# Gilded Glass Panels for Founders Wall



## michael tust (Mar 6, 2009)

7 Glass Panels Gilded and Distressed .... Panel Cleaned.. Sized... Gilded,then Distressed ... Varnished.. After Varnish has Dried,it was Gilded Again... Then 3 coats of Varnish to finish. The Panels were Picked up from our Studio and Installed days later...


Michael Tust


----------



## stelzerpaintinginc. (May 9, 2012)

Awesome Michael. What's your varnish of choice for this application?


----------



## michael tust (Mar 6, 2009)

stelzerpaintinginc. said:


> Awesome Michael.
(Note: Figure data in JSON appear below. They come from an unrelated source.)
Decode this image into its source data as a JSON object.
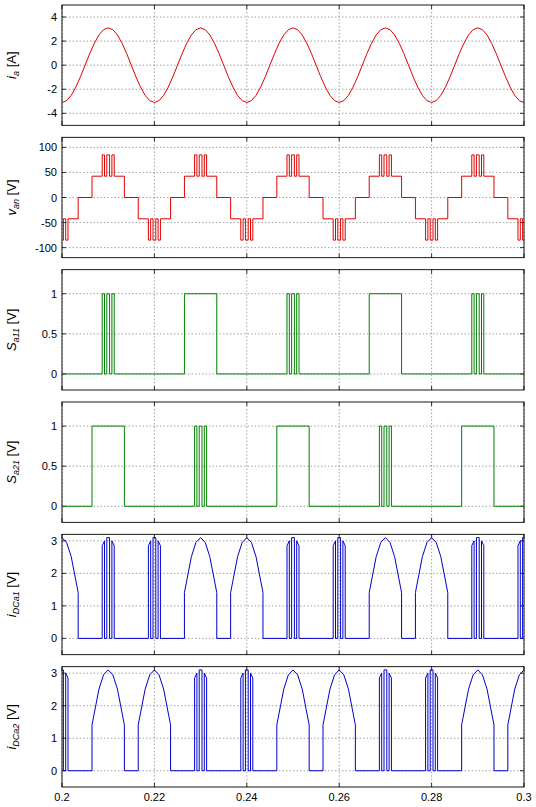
{
  "chart_data": [
    {
      "type": "line",
      "ylabel": "ia [A]",
      "color": "#e00000",
      "grid": true,
      "tick_labels": "y",
      "xlim": [
        0.2,
        0.3
      ],
      "xticks": [
        0.2,
        0.22,
        0.24,
        0.26,
        0.28,
        0.3
      ],
      "ylim": [
        -5,
        5
      ],
      "yticks": [
        -4,
        -2,
        0,
        2,
        4
      ],
      "x": [
        0.2,
        0.201,
        0.202,
        0.203,
        0.204,
        0.205,
        0.206,
        0.207,
        0.208,
        0.209,
        0.21,
        0.211,
        0.212,
        0.213,
        0.214,
        0.215,
        0.216,
        0.217,
        0.218,
        0.219,
        0.22,
        0.221,
        0.222,
        0.223,
        0.224,
        0.225,
        0.226,
        0.227,
        0.228,
        0.229,
        0.23,
        0.231,
        0.232,
        0.233,
        0.234,
        0.235,
        0.236,
        0.237,
        0.238,
        0.239,
        0.24,
        0.241,
        0.242,
        0.243,
        0.244,
        0.245,
        0.246,
        0.247,
        0.248,
        0.249,
        0.25,
        0.251,
        0.252,
        0.253,
        0.254,
        0.255,
        0.256,
        0.257,
        0.258,
        0.259,
        0.26,
        0.261,
        0.262,
        0.263,
        0.264,
        0.265,
        0.266,
        0.267,
        0.268,
        0.269,
        0.27,
        0.271,
        0.272,
        0.273,
        0.274,
        0.275,
        0.276,
        0.277,
        0.278,
        0.279,
        0.28,
        0.281,
        0.282,
        0.283,
        0.284,
        0.285,
        0.286,
        0.287,
        0.288,
        0.289,
        0.29,
        0.291,
        0.292,
        0.293,
        0.294,
        0.295,
        0.296,
        0.297,
        0.298,
        0.299,
        0.3
      ],
      "values": [
        -3.1,
        -2.95,
        -2.51,
        -1.82,
        -0.96,
        0,
        0.96,
        1.82,
        2.51,
        2.95,
        3.1,
        2.95,
        2.51,
        1.82,
        0.96,
        0,
        -0.96,
        -1.82,
        -2.51,
        -2.95,
        -3.1,
        -2.95,
        -2.51,
        -1.82,
        -0.96,
        0,
        0.96,
        1.82,
        2.51,
        2.95,
        3.1,
        2.95,
        2.51,
        1.82,
        0.96,
        0,
        -0.96,
        -1.82,
        -2.51,
        -2.95,
        -3.1,
        -2.95,
        -2.51,
        -1.82,
        -0.96,
        0,
        0.96,
        1.82,
        2.51,
        2.95,
        3.1,
        2.95,
        2.51,
        1.82,
        0.96,
        0,
        -0.96,
        -1.82,
        -2.51,
        -2.95,
        -3.1,
        -2.95,
        -2.51,
        -1.82,
        -0.96,
        0,
        0.96,
        1.82,
        2.51,
        2.95,
        3.1,
        2.95,
        2.51,
        1.82,
        0.96,
        0,
        -0.96,
        -1.82,
        -2.51,
        -2.95,
        -3.1,
        -2.95,
        -2.51,
        -1.82,
        -0.96,
        0,
        0.96,
        1.82,
        2.51,
        2.95,
        3.1,
        2.95,
        2.51,
        1.82,
        0.96,
        0,
        -0.96,
        -1.82,
        -2.51,
        -2.95,
        -3.1
      ]
    },
    {
      "type": "line",
      "line_style": "steps",
      "ylabel": "van [V]",
      "color": "#e00000",
      "grid": true,
      "tick_labels": "y",
      "xlim": [
        0.2,
        0.3
      ],
      "xticks": [
        0.2,
        0.22,
        0.24,
        0.26,
        0.28,
        0.3
      ],
      "ylim": [
        -120,
        120
      ],
      "yticks": [
        -100,
        -50,
        0,
        50,
        100
      ],
      "x": [
        0.2,
        0.2003,
        0.2008,
        0.2013,
        0.2035,
        0.2065,
        0.2087,
        0.2092,
        0.2097,
        0.2103,
        0.2108,
        0.2113,
        0.2135,
        0.2165,
        0.2187,
        0.2192,
        0.2197,
        0.2203,
        0.2208,
        0.2213,
        0.2235,
        0.2265,
        0.2287,
        0.2292,
        0.2297,
        0.2303,
        0.2308,
        0.2313,
        0.2335,
        0.2365,
        0.2387,
        0.2392,
        0.2397,
        0.2403,
        0.2408,
        0.2413,
        0.2435,
        0.2465,
        0.2487,
        0.2492,
        0.2497,
        0.2503,
        0.2508,
        0.2513,
        0.2535,
        0.2565,
        0.2587,
        0.2592,
        0.2597,
        0.2603,
        0.2608,
        0.2613,
        0.2635,
        0.2665,
        0.2687,
        0.2692,
        0.2697,
        0.2703,
        0.2708,
        0.2713,
        0.2735,
        0.2765,
        0.2787,
        0.2792,
        0.2797,
        0.2803,
        0.2808,
        0.2813,
        0.2835,
        0.2865,
        0.2887,
        0.2892,
        0.2897,
        0.2903,
        0.2908,
        0.2913,
        0.2935,
        0.2965,
        0.2987,
        0.2992,
        0.2997,
        0.3
      ],
      "values": [
        -85,
        -42.5,
        -85,
        -42.5,
        0,
        42.5,
        85,
        42.5,
        85,
        42.5,
        85,
        42.5,
        0,
        -42.5,
        -85,
        -42.5,
        -85,
        -42.5,
        -85,
        -42.5,
        0,
        42.5,
        85,
        42.5,
        85,
        42.5,
        85,
        42.5,
        0,
        -42.5,
        -85,
        -42.5,
        -85,
        -42.5,
        -85,
        -42.5,
        0,
        42.5,
        85,
        42.5,
        85,
        42.5,
        85,
        42.5,
        0,
        -42.5,
        -85,
        -42.5,
        -85,
        -42.5,
        -85,
        -42.5,
        0,
        42.5,
        85,
        42.5,
        85,
        42.5,
        85,
        42.5,
        0,
        -42.5,
        -85,
        -42.5,
        -85,
        -42.5,
        -85,
        -42.5,
        0,
        42.5,
        85,
        42.5,
        85,
        42.5,
        85,
        42.5,
        0,
        -42.5,
        -85,
        -42.5,
        -85,
        -85
      ]
    },
    {
      "type": "line",
      "line_style": "steps",
      "ylabel": "Sa11 [V]",
      "color": "#008000",
      "grid": true,
      "tick_labels": "y",
      "xlim": [
        0.2,
        0.3
      ],
      "xticks": [
        0.2,
        0.22,
        0.24,
        0.26,
        0.28,
        0.3
      ],
      "ylim": [
        -0.2,
        1.3
      ],
      "yticks": [
        0,
        0.5,
        1
      ],
      "x": [
        0.2,
        0.2087,
        0.2092,
        0.2097,
        0.2103,
        0.2108,
        0.2113,
        0.2265,
        0.2335,
        0.2487,
        0.2492,
        0.2497,
        0.2503,
        0.2508,
        0.2513,
        0.2665,
        0.2735,
        0.2887,
        0.2892,
        0.2897,
        0.2903,
        0.2908,
        0.2913,
        0.3
      ],
      "values": [
        0,
        1,
        0,
        1,
        0,
        1,
        0,
        1,
        0,
        1,
        0,
        1,
        0,
        1,
        0,
        1,
        0,
        1,
        0,
        1,
        0,
        1,
        0,
        0
      ]
    },
    {
      "type": "line",
      "line_style": "steps",
      "ylabel": "Sa21 [V]",
      "color": "#008000",
      "grid": true,
      "tick_labels": "y",
      "xlim": [
        0.2,
        0.3
      ],
      "xticks": [
        0.2,
        0.22,
        0.24,
        0.26,
        0.28,
        0.3
      ],
      "ylim": [
        -0.2,
        1.3
      ],
      "yticks": [
        0,
        0.5,
        1
      ],
      "x": [
        0.2,
        0.2065,
        0.2135,
        0.2287,
        0.2292,
        0.2297,
        0.2303,
        0.2308,
        0.2313,
        0.2465,
        0.2535,
        0.2687,
        0.2692,
        0.2697,
        0.2703,
        0.2708,
        0.2713,
        0.2865,
        0.2935,
        0.3
      ],
      "values": [
        0,
        1,
        0,
        1,
        0,
        1,
        0,
        1,
        0,
        1,
        0,
        1,
        0,
        1,
        0,
        1,
        0,
        1,
        0,
        0
      ]
    },
    {
      "type": "line",
      "ylabel": "iDCa1 [V]",
      "color": "#0000cd",
      "grid": true,
      "tick_labels": "y",
      "xlim": [
        0.2,
        0.3
      ],
      "xticks": [
        0.2,
        0.22,
        0.24,
        0.26,
        0.28,
        0.3
      ],
      "ylim": [
        -0.5,
        3.2
      ],
      "yticks": [
        0,
        1,
        2,
        3
      ],
      "x": [
        0.2,
        0.201,
        0.202,
        0.2035,
        0.2035,
        0.2087,
        0.2087,
        0.2092,
        0.2092,
        0.2097,
        0.2097,
        0.2103,
        0.2103,
        0.2108,
        0.2108,
        0.2113,
        0.2113,
        0.2187,
        0.2187,
        0.2192,
        0.2192,
        0.2197,
        0.2197,
        0.2203,
        0.2203,
        0.2208,
        0.2208,
        0.2213,
        0.2213,
        0.2265,
        0.2265,
        0.228,
        0.229,
        0.23,
        0.231,
        0.232,
        0.2335,
        0.2335,
        0.2365,
        0.2365,
        0.238,
        0.239,
        0.24,
        0.241,
        0.242,
        0.2435,
        0.2435,
        0.2487,
        0.2487,
        0.2492,
        0.2492,
        0.2497,
        0.2497,
        0.2503,
        0.2503,
        0.2508,
        0.2508,
        0.2513,
        0.2513,
        0.2587,
        0.2587,
        0.2592,
        0.2592,
        0.2597,
        0.2597,
        0.2603,
        0.2603,
        0.2608,
        0.2608,
        0.2613,
        0.2613,
        0.2665,
        0.2665,
        0.268,
        0.269,
        0.27,
        0.271,
        0.272,
        0.2735,
        0.2735,
        0.2765,
        0.2765,
        0.278,
        0.279,
        0.28,
        0.281,
        0.282,
        0.2835,
        0.2835,
        0.2887,
        0.2887,
        0.2892,
        0.2892,
        0.2897,
        0.2897,
        0.2903,
        0.2903,
        0.2908,
        0.2908,
        0.2913,
        0.2913,
        0.2987,
        0.2987,
        0.2992,
        0.2992,
        0.2997,
        0.2997,
        0.3
      ],
      "values": [
        3.1,
        2.95,
        2.51,
        1.41,
        0,
        0,
        2.85,
        3,
        0,
        0,
        3.1,
        3.1,
        0,
        0,
        3,
        2.85,
        0,
        0,
        2.85,
        3,
        0,
        0,
        3.1,
        3.1,
        0,
        0,
        3,
        2.85,
        0,
        0,
        1.41,
        2.51,
        2.95,
        3.1,
        2.95,
        2.51,
        1.41,
        0,
        0,
        1.41,
        2.51,
        2.95,
        3.1,
        2.95,
        2.51,
        1.41,
        0,
        0,
        2.85,
        3,
        0,
        0,
        3.1,
        3.1,
        0,
        0,
        3,
        2.85,
        0,
        0,
        2.85,
        3,
        0,
        0,
        3.1,
        3.1,
        0,
        0,
        3,
        2.85,
        0,
        0,
        1.41,
        2.51,
        2.95,
        3.1,
        2.95,
        2.51,
        1.41,
        0,
        0,
        1.41,
        2.51,
        2.95,
        3.1,
        2.95,
        2.51,
        1.41,
        0,
        0,
        2.85,
        3,
        0,
        0,
        3.1,
        3.1,
        0,
        0,
        3,
        2.85,
        0,
        0,
        2.85,
        3,
        0,
        0,
        3.1,
        3.1
      ]
    },
    {
      "type": "line",
      "ylabel": "iDCa2 [V]",
      "color": "#0000cd",
      "grid": true,
      "xlim": [
        0.2,
        0.3
      ],
      "xticks": [
        0.2,
        0.22,
        0.24,
        0.26,
        0.28,
        0.3
      ],
      "ylim": [
        -0.5,
        3.2
      ],
      "yticks": [
        0,
        1,
        2,
        3
      ],
      "x": [
        0.2,
        0.2003,
        0.2003,
        0.2008,
        0.2008,
        0.2013,
        0.2013,
        0.2065,
        0.2065,
        0.208,
        0.209,
        0.21,
        0.211,
        0.212,
        0.2135,
        0.2135,
        0.2165,
        0.2165,
        0.218,
        0.219,
        0.22,
        0.221,
        0.222,
        0.2235,
        0.2235,
        0.2287,
        0.2287,
        0.2292,
        0.2292,
        0.2297,
        0.2297,
        0.2303,
        0.2303,
        0.2308,
        0.2308,
        0.2313,
        0.2313,
        0.2387,
        0.2387,
        0.2392,
        0.2392,
        0.2397,
        0.2397,
        0.2403,
        0.2403,
        0.2408,
        0.2408,
        0.2413,
        0.2413,
        0.2465,
        0.2465,
        0.248,
        0.249,
        0.25,
        0.251,
        0.252,
        0.2535,
        0.2535,
        0.2565,
        0.2565,
        0.258,
        0.259,
        0.26,
        0.261,
        0.262,
        0.2635,
        0.2635,
        0.2687,
        0.2687,
        0.2692,
        0.2692,
        0.2697,
        0.2697,
        0.2703,
        0.2703,
        0.2708,
        0.2708,
        0.2713,
        0.2713,
        0.2787,
        0.2787,
        0.2792,
        0.2792,
        0.2797,
        0.2797,
        0.2803,
        0.2803,
        0.2808,
        0.2808,
        0.2813,
        0.2813,
        0.2865,
        0.2865,
        0.288,
        0.289,
        0.29,
        0.291,
        0.292,
        0.2935,
        0.2935,
        0.2965,
        0.2965,
        0.298,
        0.299,
        0.3
      ],
      "values": [
        3.1,
        3.1,
        0,
        0,
        3,
        2.85,
        0,
        0,
        1.41,
        2.51,
        2.95,
        3.1,
        2.95,
        2.51,
        1.41,
        0,
        0,
        1.41,
        2.51,
        2.95,
        3.1,
        2.95,
        2.51,
        1.41,
        0,
        0,
        2.85,
        3,
        0,
        0,
        3.1,
        3.1,
        0,
        0,
        3,
        2.85,
        0,
        0,
        2.85,
        3,
        0,
        0,
        3.1,
        3.1,
        0,
        0,
        3,
        2.85,
        0,
        0,
        1.41,
        2.51,
        2.95,
        3.1,
        2.95,
        2.51,
        1.41,
        0,
        0,
        1.41,
        2.51,
        2.95,
        3.1,
        2.95,
        2.51,
        1.41,
        0,
        0,
        2.85,
        3,
        0,
        0,
        3.1,
        3.1,
        0,
        0,
        3,
        2.85,
        0,
        0,
        2.85,
        3,
        0,
        0,
        3.1,
        3.1,
        0,
        0,
        3,
        2.85,
        0,
        0,
        1.41,
        2.51,
        2.95,
        3.1,
        2.95,
        2.51,
        1.41,
        0,
        0,
        1.41,
        2.51,
        2.95,
        3.1
      ]
    }
  ]
}
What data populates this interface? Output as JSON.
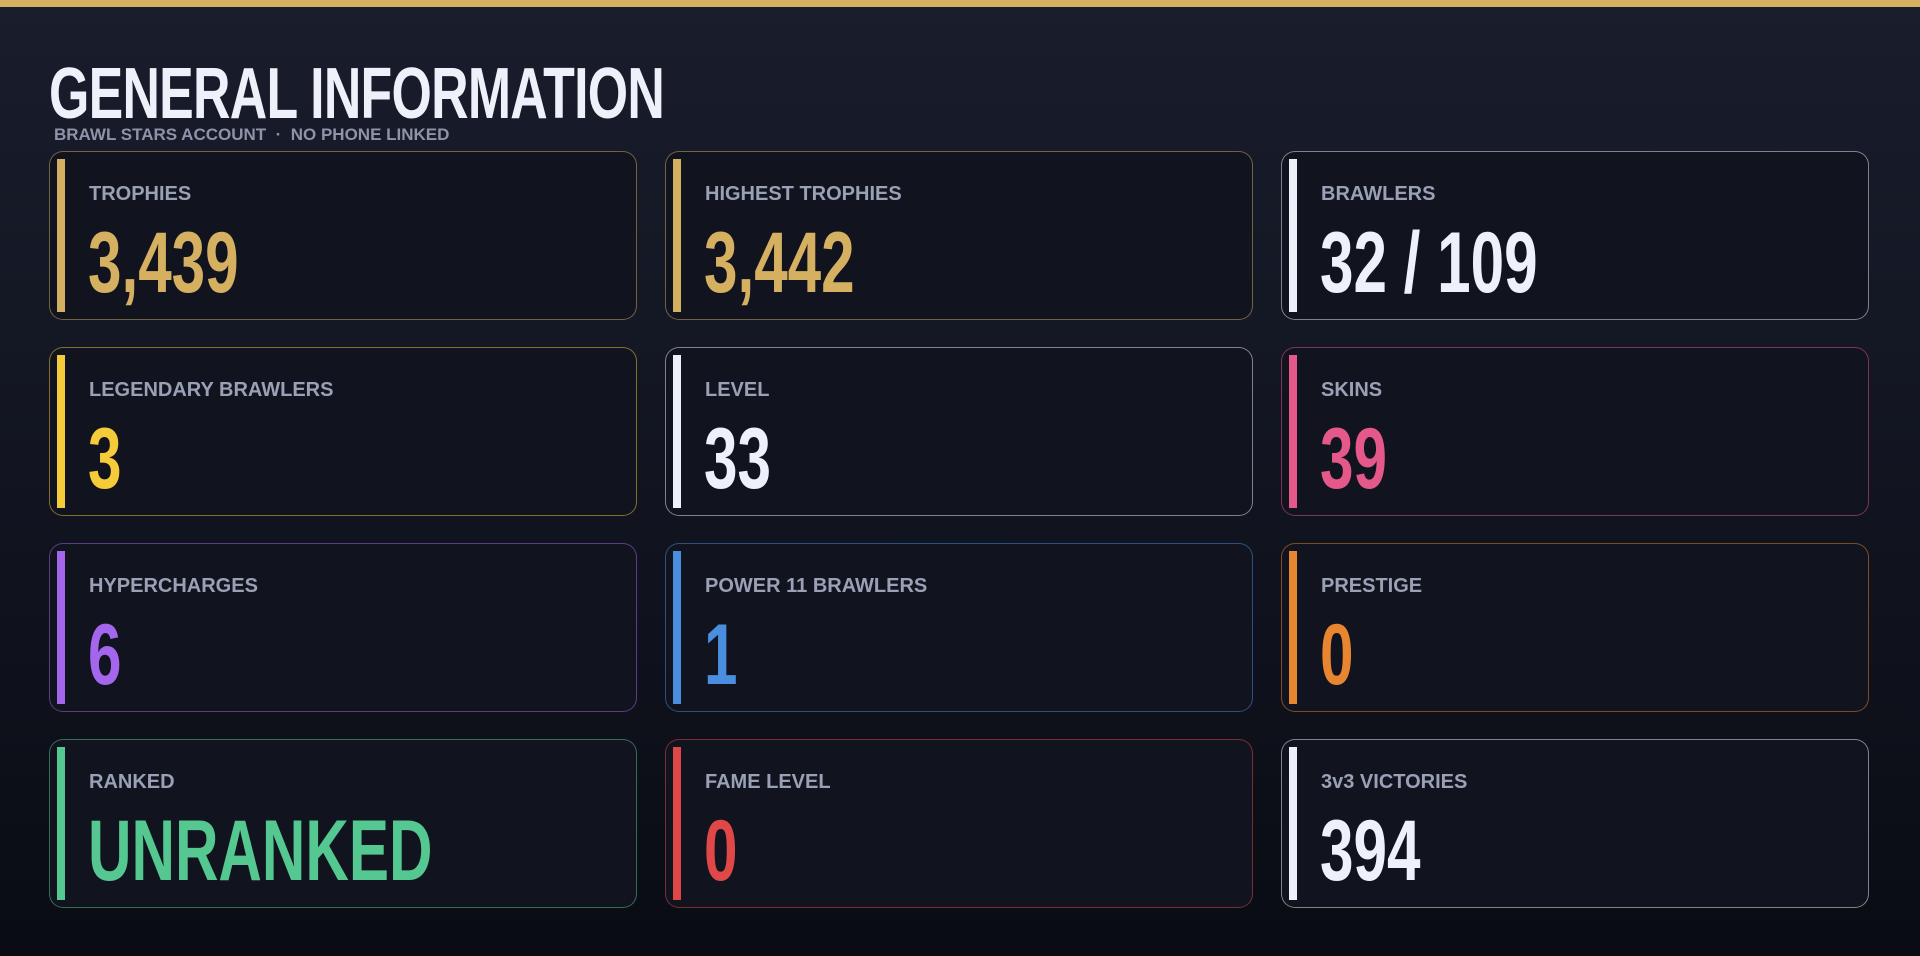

What's your varnish of choice for this application?


Thank You Troy,

P&L 38. Oil Varnish.... Not Poly


Michael Tust


----------



## SemiproJohn (Jul 29, 2013)

You always do top-notch work Michael, and I always look forward to anything you have the time to contribute here. I was wondering, on a job such as this do you offer your services on a time plus materials basis, set rate, or how exactly. Not only could I not do this ornate work, I wouldn't have a clue how to charge for it. It seems most of your posted work is very time-intensive, to say the least.


----------



## michael tust (Mar 6, 2009)

SemiproJohn said:


> You always do top-notch work Michael, and I always look forward to anything you have the time to contribute here. I was wondering, on a job such as this do you offer your services on a time plus materials basis, set rate, or how exactly. Not only could I not do this ornate work, I wouldn't have a clue how to charge for it. It seems most of your posted work is very time-intensive, to say the least.


Thanks John !

For this project it was estimated by the Square Foot.. We sometimes do T&M .... Laura did some samples to figure out the finish the Client wanted... Figured out how long it may take to do a Square foot and gave a bid accordingly . This one was on Target... She will be Gilding a Lot of woodwork in the Historic Home on my other post... That will be T&M ... 

I think you could do the Smaller Panels... The 7 foot ones were tough... 

Michael Tust


----------